There's still war in this war room -- only four more rounds to go. Tomorrow we'll have in-depth writeups on last night's and today's action, but we gotta get through today first. Open thread's on the way, and down below you'll find links to load up your browser's background tabs with. This will allow you to busy yourself whenever the Browns are on the clock and ESPN's interviewing a doctor who knew the doctor who delivered the doctor who delivered a guy who knows Tebow. Pre-game:
AF: Sean Weatherspoon's official bio at atlantafalcons.com. Not much to see here -- just thought many of our members may want to keep checking back in periodically to make sure Spoon-based dreams really do come true.
- J. Mike Spoon's introductory press conference features succulent delectables like Comrade calling him a "four-down linebacker" and Smitty touting the rookie's ability to stay on the field even when the offense goes four-wide. Spoon also shares his experiences of playing quarterback, making All-District as a small forward, and being relentlessly recruited by Missouri despite having to move all over the region due to Hurricane Rita.
Yasinkas: Yasinkas goes in on the Jimmy Clausen vs. Matt Moore saga to the tune of 1,200 words. BARELY RELATED: Who should we root for? When it comes to division foes, I say we pull for whoever's the most hateable. As Clausen went to that awful school and has such a snotty gaffe of a face and is a ridiculous person, he comes with all munitions-grade Rival Disgust Fuel modules already installed. Moore seems like an OK guy and doesn't have an uppity little Garbage Pail Kid face. So.
Falcons Biz: Biz digs up four Spoon videos, including an eight-minute scouting report, a free-wheelin' seven-minute tour of Mizzou by Spoon himself, and -- the clear favorite -- Spoon confessing his
appreciation fondness love desire needconstant yearning for Van Halen's "Right Now."
- Arrowhead Pride: Beloved, charitable Comrade establishes covert soviet with czar of midwest worker group! Organizes coup! Tricks thirty typically foolish American sports clubs into presuming Kansas Warlords lack interest in Eric Berry, son of Golden Globe film star! All part of charming scheme by Comrade to ensure retrieving of young midwest Spoonsmith! Do not ask how this is so!

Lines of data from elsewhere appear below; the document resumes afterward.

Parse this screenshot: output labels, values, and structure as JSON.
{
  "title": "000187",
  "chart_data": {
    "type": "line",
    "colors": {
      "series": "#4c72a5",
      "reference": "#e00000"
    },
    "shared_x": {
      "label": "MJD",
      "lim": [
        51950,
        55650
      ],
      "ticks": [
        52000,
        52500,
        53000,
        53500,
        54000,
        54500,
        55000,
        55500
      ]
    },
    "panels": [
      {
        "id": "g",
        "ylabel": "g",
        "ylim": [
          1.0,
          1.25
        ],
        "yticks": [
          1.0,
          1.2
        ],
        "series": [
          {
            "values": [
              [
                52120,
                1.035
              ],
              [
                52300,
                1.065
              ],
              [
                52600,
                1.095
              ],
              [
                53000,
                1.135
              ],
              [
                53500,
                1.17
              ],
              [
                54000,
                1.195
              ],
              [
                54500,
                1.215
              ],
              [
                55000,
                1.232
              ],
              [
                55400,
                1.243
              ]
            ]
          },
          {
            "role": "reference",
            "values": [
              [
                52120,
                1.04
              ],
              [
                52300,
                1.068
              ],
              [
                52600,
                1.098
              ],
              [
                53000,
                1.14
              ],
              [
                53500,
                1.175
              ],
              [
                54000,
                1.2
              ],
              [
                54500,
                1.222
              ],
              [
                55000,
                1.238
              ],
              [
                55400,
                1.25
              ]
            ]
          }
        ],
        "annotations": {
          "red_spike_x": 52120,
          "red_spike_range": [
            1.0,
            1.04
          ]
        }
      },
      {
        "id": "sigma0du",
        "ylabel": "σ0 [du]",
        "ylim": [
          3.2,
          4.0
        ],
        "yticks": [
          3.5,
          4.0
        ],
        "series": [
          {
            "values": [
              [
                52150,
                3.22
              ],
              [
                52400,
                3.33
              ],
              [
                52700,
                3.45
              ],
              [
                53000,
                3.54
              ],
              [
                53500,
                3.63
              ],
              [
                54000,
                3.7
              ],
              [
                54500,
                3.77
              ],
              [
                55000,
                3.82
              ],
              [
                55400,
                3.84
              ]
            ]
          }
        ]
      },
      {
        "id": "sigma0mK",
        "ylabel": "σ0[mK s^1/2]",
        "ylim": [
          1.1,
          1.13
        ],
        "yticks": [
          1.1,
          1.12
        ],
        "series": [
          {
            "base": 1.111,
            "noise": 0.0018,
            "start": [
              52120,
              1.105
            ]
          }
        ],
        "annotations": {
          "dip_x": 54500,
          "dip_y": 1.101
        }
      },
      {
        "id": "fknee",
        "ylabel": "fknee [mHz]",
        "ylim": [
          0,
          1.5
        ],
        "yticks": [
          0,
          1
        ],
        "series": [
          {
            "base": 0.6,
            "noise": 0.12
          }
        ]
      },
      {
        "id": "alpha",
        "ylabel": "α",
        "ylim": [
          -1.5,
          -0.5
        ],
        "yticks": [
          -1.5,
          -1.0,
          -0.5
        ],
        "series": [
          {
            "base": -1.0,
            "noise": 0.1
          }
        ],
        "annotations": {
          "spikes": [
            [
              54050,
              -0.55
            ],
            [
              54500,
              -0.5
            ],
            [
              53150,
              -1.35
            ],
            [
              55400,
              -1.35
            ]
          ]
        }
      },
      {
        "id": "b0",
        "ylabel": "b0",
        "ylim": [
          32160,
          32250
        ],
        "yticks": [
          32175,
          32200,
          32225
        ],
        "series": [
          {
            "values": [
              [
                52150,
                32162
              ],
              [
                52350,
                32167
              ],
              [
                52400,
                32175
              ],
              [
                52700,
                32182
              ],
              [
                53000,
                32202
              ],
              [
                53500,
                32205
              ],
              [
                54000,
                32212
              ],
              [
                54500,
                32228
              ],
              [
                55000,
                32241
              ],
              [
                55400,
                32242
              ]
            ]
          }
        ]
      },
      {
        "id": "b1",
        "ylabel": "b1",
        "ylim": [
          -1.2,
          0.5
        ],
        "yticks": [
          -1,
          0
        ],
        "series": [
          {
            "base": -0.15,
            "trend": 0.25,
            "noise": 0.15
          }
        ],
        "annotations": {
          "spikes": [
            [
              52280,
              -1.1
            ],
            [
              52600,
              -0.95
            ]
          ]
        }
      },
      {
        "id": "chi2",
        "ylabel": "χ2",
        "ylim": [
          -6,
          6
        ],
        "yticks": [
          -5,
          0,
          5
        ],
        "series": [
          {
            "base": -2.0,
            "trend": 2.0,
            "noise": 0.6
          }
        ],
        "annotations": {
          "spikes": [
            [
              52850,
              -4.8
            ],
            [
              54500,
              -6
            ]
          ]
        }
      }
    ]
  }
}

J. Mike: Did anybody make it out to Taco Mac Thursday night? Apparently they had a special Falcons-only channel supplementing Bermanspan. For those of us that somehow passed on a night slathered in $4 queso, J. Mike is nice enough to drop off all the stuff we missed out on, including video interviews with CEO, Comrade, Rich McKay, Wes Durham, and so forth. Rich McKay only available in mild, hot, and three mile island.